Position sizing refers to the number of units invested in a particular security by an investor or trader. An investor's account size and risk tolerance should be taken into account when determining appropriate position sizing.

Breaking Down Position Sizing

Position sizing refers to the size of a position within a particular portfolio, or the dollar amount that an investor is going to trade. Investors use position sizing to help determine how many units of security they can purchase, which helps them to control risk and maximize returns.

Position Sizing Example

Using correct position sizing involves three steps:

  • Determining Account Risk: Before an investor can use appropriate position sizing for a specific trade, he must determine his account risk. This typically gets expressed as a percentage of the investor’s capital. As a rule of thumb, most retail investors risk no more than 2% of their investment capital on any one trade; fund managers usually risk less than this amount. For example, if an investor has a $25,000 account and decides to set his maximum account risk at 2%, he cannot risk more than $500 per trade (2% x $25,000).
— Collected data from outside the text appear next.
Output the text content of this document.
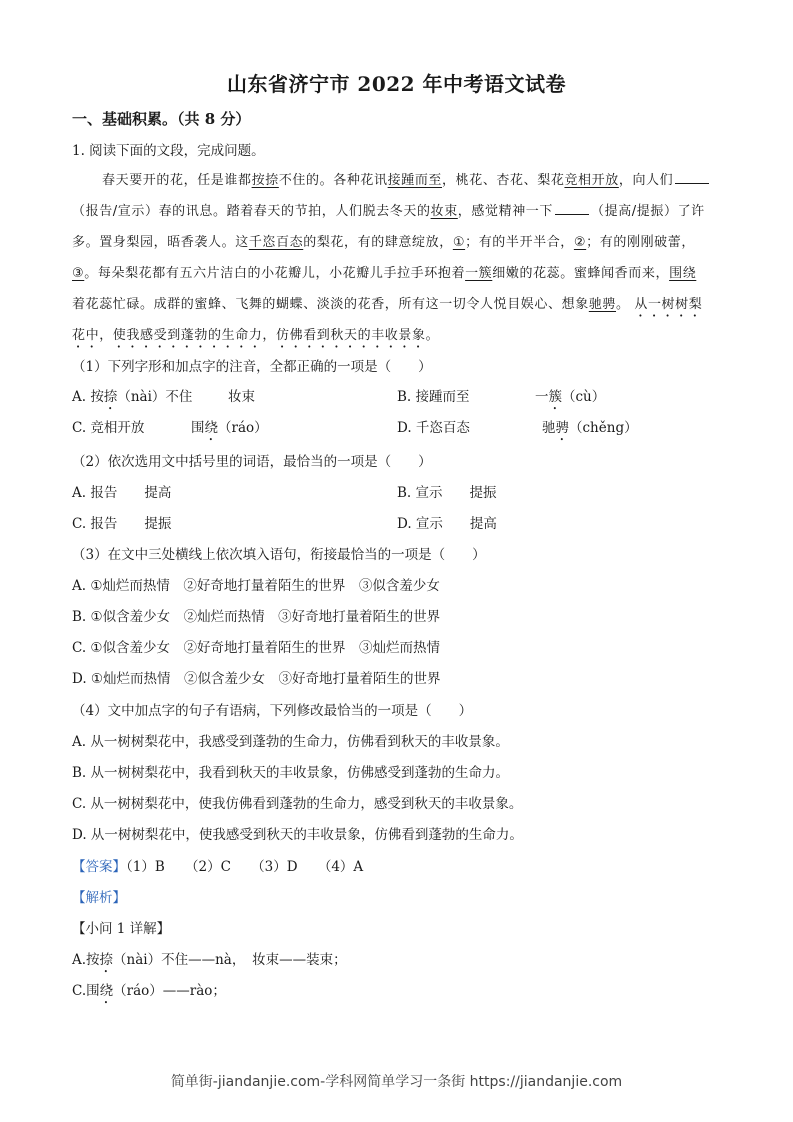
山东省济宁市 2022 年中考语文试卷
一、基础积累。（共 8 分）
1. 阅读下面的文段，完成问题。
春天要开的花，任是谁都按捺不住的。各种花讯接踵而至，桃花、杏花、梨花竞相开放，向人们
（报告/宣示）春的讯息。踏着春天的节拍，人们脱去冬天的妆束，感觉精神一下	（提高/提振）了许
多。置身梨园，晤香袭人。这千恣百态的梨花，有的肆意绽放，①；有的半开半合，②；有的刚刚破蕾，
③。每朵梨花都有五六片洁白的小花瓣儿，小花瓣儿手拉手环抱着一簇细嫩的花蕊。蜜蜂闻香而来，围绕
着花蕊忙碌。成群的蜜蜂、飞舞的蝴蝶、淡淡的花香，所有这一切令人悦目娱心、想象驰骋。 从一树树梨
花中，使我感受到蓬勃的生命力，仿佛看到秋天的丰收景象。
（1）下列字形和加点字的注音，全都正确的一项是（　　）
A. 按捺（nài）不住	妆束	B. 接踵而至	一簇（cù）
C. 竞相开放	围绕（ráo）	D. 千恣百态	驰骋（chěng）
（2）依次选用文中括号里的词语，最恰当的一项是（　　）
A. 报告　　提高	B. 宣示　　提振
C. 报告　　提振	D. 宣示　　提高
（3）在文中三处横线上依次填入语句，衔接最恰当的一项是（　　）
A. ①灿烂而热情　②好奇地打量着陌生的世界　③似含羞少女
B. ①似含羞少女　②灿烂而热情　③好奇地打量着陌生的世界
C. ①似含羞少女　②好奇地打量着陌生的世界　③灿烂而热情
D. ①灿烂而热情　②似含羞少女　③好奇地打量着陌生的世界
（4）文中加点字的句子有语病，下列修改最恰当的一项是（　　）
A. 从一树树梨花中，我感受到蓬勃的生命力，仿佛看到秋天的丰收景象。
B. 从一树树梨花中，我看到秋天的丰收景象，仿佛感受到蓬勃的生命力。
C. 从一树树梨花中，使我仿佛看到蓬勃的生命力，感受到秋天的丰收景象。
D. 从一树树梨花中，使我感受到秋天的丰收景象，仿佛看到蓬勃的生命力。
【答案】（1）B　　（2）C　　（3）D　　（4）A
【解析】
【小问 1 详解】
A.按捺（nài）不住——nà，　妆束——装束；
C.围绕（ráo）——rào；
简单街-jiandanjie.com-学科网简单学习一条街 https://jiandanjie.com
Even if the investor loses 10 consecutive trades in a row, he has only lost 20% of his investment capital.
  • Determining Trade Risk: The investor must then determine where to place his stop-loss order for the specific trade. If the investor is trading stocks, the trade risk is the distance, in dollars, between the intended entry price and the stop-loss price. For example, if an investor intends to purchase Apple Inc. at $160 and place a stop-loss order at $140, the trade risk is $20 per share.
  • Determining Proper Position Size: The investor now knows that he can risk $500 per trade and is risking $20 per share. To work out the correct position size from this information, the investor simply needs to divide the account risk, which is $500, by the trade risk, which is $20. This means 25 shares can be bought ($500 / $20).

Position Sizing and Gap Risk

Investors should be aware that even if they use correct position sizing, they may lose more than their specified account risk limit if a stock gaps below their stop-loss order. If increased volatility is expected, such as before company earnings announcements, investors may want to halve their position size to reduce gap risk.